# the aftermath of acrylics



## kimmy (Aug 3, 2008)

so i've had acrylics for about six months and just got them taken off yesterday because before long (hopefully within the next six months) my job won't allow acrylics, dyed hair or makeup (gasp! how will i liiiive?!) so i figured i ought to just take them off now so they can have time to grow out and strengthen up a bit. is there anything i can do to speed up the process of them growing? i know biotin and calcium supplements, but anything else?


----------



## meanjeanster (Aug 3, 2008)

IDK how strong your natural nails are but it does take time to allow them to recover from acrylics.  For me, having weak nails, I kept them short and neat and put nail strengthener for OPI on it every day and then I started to let them grow out.  It took about a week or more for them to start to be stronger because acrylics really weaken your nails. 

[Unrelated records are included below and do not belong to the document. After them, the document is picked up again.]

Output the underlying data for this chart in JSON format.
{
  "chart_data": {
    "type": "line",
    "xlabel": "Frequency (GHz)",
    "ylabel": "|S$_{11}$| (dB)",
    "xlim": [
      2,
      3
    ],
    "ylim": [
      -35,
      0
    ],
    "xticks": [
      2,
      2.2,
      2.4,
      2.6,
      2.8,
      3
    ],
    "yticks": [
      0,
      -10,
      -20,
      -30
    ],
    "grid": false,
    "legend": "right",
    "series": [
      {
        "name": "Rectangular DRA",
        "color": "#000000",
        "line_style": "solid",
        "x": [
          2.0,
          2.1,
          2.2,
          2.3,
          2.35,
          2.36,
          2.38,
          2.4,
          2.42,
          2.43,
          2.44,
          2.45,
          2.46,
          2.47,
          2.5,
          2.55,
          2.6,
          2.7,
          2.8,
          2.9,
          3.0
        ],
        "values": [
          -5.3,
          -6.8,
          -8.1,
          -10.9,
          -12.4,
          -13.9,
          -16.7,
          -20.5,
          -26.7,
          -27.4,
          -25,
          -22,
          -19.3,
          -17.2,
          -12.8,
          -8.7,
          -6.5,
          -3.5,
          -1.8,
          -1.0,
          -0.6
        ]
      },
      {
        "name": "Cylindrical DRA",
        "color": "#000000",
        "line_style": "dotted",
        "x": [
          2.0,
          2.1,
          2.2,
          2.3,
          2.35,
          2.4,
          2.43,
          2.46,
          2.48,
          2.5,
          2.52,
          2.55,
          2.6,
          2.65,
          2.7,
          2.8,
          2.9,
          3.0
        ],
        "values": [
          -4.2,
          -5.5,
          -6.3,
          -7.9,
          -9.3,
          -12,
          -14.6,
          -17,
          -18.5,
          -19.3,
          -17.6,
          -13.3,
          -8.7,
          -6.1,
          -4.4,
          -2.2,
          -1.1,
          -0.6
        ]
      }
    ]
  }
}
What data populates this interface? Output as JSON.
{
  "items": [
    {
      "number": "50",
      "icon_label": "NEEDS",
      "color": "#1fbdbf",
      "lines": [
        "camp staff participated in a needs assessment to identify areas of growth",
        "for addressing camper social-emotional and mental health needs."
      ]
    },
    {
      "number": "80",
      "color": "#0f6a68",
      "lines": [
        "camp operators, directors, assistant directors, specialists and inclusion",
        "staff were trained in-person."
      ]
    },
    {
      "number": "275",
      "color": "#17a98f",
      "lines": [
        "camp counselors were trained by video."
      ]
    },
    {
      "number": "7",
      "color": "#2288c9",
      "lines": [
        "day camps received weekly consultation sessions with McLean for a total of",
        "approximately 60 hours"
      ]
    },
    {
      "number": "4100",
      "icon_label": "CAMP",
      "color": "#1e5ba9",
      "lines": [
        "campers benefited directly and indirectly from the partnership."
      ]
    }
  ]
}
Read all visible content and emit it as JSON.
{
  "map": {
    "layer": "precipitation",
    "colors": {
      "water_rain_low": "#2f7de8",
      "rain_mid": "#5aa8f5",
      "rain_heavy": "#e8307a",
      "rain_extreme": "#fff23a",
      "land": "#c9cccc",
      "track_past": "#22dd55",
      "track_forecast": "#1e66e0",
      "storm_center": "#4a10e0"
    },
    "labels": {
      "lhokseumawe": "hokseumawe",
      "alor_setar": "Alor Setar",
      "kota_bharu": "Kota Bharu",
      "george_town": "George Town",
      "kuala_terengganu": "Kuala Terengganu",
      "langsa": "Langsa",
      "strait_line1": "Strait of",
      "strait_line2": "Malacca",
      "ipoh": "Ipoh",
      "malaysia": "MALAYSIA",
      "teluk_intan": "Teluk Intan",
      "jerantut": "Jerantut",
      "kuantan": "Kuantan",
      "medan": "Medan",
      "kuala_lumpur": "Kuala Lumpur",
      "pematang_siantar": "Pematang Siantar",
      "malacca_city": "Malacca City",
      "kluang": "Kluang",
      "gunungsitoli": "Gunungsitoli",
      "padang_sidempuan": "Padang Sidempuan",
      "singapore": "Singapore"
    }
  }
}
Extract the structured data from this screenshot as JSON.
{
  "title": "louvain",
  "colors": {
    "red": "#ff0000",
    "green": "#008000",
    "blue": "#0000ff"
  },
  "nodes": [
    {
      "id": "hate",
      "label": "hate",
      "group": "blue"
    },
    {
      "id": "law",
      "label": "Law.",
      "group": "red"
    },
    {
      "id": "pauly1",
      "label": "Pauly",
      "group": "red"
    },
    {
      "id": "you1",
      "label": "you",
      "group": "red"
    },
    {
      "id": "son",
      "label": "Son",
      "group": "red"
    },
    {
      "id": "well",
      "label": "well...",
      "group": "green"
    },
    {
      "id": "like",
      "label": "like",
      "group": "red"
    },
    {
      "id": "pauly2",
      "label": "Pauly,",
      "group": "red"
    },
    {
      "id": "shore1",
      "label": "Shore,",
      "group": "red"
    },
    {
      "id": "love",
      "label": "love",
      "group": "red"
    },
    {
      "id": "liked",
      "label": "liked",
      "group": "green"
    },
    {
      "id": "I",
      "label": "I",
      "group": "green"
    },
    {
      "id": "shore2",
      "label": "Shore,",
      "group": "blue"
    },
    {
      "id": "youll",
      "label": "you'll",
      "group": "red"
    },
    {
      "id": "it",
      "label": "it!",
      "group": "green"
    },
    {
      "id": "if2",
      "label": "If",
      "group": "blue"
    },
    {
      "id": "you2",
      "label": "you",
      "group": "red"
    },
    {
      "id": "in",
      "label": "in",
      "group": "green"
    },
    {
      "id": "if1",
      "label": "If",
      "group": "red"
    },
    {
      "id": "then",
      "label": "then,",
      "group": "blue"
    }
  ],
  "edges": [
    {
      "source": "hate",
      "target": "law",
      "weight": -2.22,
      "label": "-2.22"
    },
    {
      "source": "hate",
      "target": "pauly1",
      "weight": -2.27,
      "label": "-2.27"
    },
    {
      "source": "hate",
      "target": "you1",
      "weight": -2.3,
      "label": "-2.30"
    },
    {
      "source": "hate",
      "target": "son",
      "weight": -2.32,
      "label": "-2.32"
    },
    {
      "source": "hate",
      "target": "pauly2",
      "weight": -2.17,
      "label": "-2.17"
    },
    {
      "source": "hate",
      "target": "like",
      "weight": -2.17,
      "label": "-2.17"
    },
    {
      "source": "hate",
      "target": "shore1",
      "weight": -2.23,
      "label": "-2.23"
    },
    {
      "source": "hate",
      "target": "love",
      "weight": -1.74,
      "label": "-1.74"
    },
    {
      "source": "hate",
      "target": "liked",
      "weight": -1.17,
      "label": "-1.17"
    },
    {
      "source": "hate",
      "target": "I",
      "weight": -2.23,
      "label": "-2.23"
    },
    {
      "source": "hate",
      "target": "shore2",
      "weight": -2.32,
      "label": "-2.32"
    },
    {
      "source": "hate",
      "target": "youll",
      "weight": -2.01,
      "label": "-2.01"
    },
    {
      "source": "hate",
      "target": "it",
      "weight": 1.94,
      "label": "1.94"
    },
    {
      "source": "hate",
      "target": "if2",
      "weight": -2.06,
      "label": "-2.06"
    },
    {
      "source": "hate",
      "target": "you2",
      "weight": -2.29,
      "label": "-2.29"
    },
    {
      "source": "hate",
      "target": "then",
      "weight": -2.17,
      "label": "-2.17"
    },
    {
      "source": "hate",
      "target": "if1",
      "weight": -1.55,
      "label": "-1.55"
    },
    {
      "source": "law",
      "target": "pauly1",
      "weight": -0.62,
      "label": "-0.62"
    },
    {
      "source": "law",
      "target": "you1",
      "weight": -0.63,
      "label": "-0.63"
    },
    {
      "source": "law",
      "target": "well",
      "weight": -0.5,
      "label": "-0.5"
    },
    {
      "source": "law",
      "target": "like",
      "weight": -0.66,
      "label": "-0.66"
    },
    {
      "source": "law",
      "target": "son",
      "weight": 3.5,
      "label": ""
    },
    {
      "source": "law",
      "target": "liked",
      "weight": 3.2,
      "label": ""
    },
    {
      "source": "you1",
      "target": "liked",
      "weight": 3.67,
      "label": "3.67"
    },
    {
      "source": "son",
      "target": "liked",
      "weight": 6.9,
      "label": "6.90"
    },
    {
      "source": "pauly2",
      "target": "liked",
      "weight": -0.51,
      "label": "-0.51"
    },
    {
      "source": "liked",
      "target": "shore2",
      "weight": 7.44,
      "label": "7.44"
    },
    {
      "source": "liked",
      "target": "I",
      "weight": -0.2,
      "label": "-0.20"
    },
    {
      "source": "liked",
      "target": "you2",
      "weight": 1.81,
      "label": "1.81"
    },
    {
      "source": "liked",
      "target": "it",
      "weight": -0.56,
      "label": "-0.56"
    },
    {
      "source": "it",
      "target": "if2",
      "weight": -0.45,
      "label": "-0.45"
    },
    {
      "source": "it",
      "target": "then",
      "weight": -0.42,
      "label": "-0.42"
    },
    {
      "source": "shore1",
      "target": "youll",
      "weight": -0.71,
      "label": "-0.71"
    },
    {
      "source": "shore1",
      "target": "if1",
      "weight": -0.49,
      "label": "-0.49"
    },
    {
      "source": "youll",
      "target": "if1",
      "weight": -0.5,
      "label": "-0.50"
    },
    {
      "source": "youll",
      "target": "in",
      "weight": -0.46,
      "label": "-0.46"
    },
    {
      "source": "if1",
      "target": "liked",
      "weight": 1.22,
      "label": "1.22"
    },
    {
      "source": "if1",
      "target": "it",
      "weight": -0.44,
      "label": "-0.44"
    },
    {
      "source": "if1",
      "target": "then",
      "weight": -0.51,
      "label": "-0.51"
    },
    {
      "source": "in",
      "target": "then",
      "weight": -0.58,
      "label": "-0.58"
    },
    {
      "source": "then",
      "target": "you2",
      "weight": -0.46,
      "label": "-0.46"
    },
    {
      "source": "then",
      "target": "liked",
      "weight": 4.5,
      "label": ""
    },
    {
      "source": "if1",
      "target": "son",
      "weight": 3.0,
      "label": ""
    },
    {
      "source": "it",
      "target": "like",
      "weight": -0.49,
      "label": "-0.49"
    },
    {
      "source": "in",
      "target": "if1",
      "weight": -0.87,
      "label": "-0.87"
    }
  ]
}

 I hope this helps!!  Good luck=
	

	
	
		
		

		
			





P.S. why can't you wear makeup or have dyed hair?


----------



## kimmy (Aug 3, 2008)

i'll check out that opi stuff!
 Quote:

   Originally Posted by *meanjeanster* 

 
_P.S. why can't you wear makeup or have dyed hair?_

 
i'm not really sure. i was real bummed when my little buddy told me she had to dye her hair back to it's natural colour and couldn't even wear foundation or fill in her eyebrows, though. i'm like the creature from the black lagoon without makeup/hair/nail upgrades.


----------



## cre8_yourself (Aug 3, 2008)

I went through the same thing when I had crystal put on my nails back in hs.. when I took them off I could practically push down on my nail bed and almost tear it and reveal the underneath (eww gross i know) I vowed to let my nails grow out and not ever torture them again lol.. even tho acrylic is pretty haha..  but I used  Nail Life and my nails grew so strong.. and it helps ur nails grow faster.. additionally use Gelous Advanced Nail Gel Coat.  you can get both from Sally's Beauty Supply... I highly recommend.  I went to get a pedi and the nail technicians LOVVED my fingernails lol.. I always get comps  on them.. good luck!


----------



## MiCHiE (Aug 3, 2008)

Try Nailtiques Formula 2 Plus (Walgreens) or Seché Plus (Sally Beauty Supply).


----------



## NicksWifey (Aug 3, 2008)

My nails always take about 6-8 weeks before they look decent again. I'm always left with those "half moon" shapes in my nail beds, know what I mean?
Anyway, after I get them removed, I usually let the nail techs give me a manicure. I always get them cut down as short as they will go because even though my natural nails may be pretty long when the acrylics or gels come off, they break so easily. They usually put some kind of OPI nail stuff on it too, I guess it's like the strengthener like another posted said. It really does help and I put that stuff on just about everyday and lots of clear nail polish. I eat a lot of Jell-O during this period too, since something in it helps with nail growth.


----------



## pink_lily002 (Aug 3, 2008)

When I got my acrylics taken off, I skipped the pro manicure and decided to do it myself at home.  I stopped at Target and got the OPI Natural Nail Strengthener.  While my nails were really weak for quite some time, I put on a coat of the OPI stuff every few days and my nails were much stronger.  Even now, I still put a coat on at least twice a week, since my nails have always been pretty crappy, and they're much, much stronger than in the past.  Definitely what I recommend!


----------



## meanjeanster (Aug 4, 2008)

Quote:

   Originally Posted by *pink_lily002* 

 
_When I got my acrylics taken off, I skipped the pro manicure and decided to do it myself at home.  I stopped at Target and got the OPI Natural Nail Strengthener.  While my nails were really weak for quite some time, I put on a coat of the OPI stuff every few days and my nails were much stronger.  Even now, I still put a coat on at least twice a week, since my nails have always been pretty crappy, and they're much, much stronger than in the past.  Definitely what I recommend!_

 
^^ I agree!!  I've used the store brand nail strengtheners and though they work fine, the OPI natural nail strengthener works best at least for me, for after acrylic damage repair.  It keeps your nails strong and looking good.


----------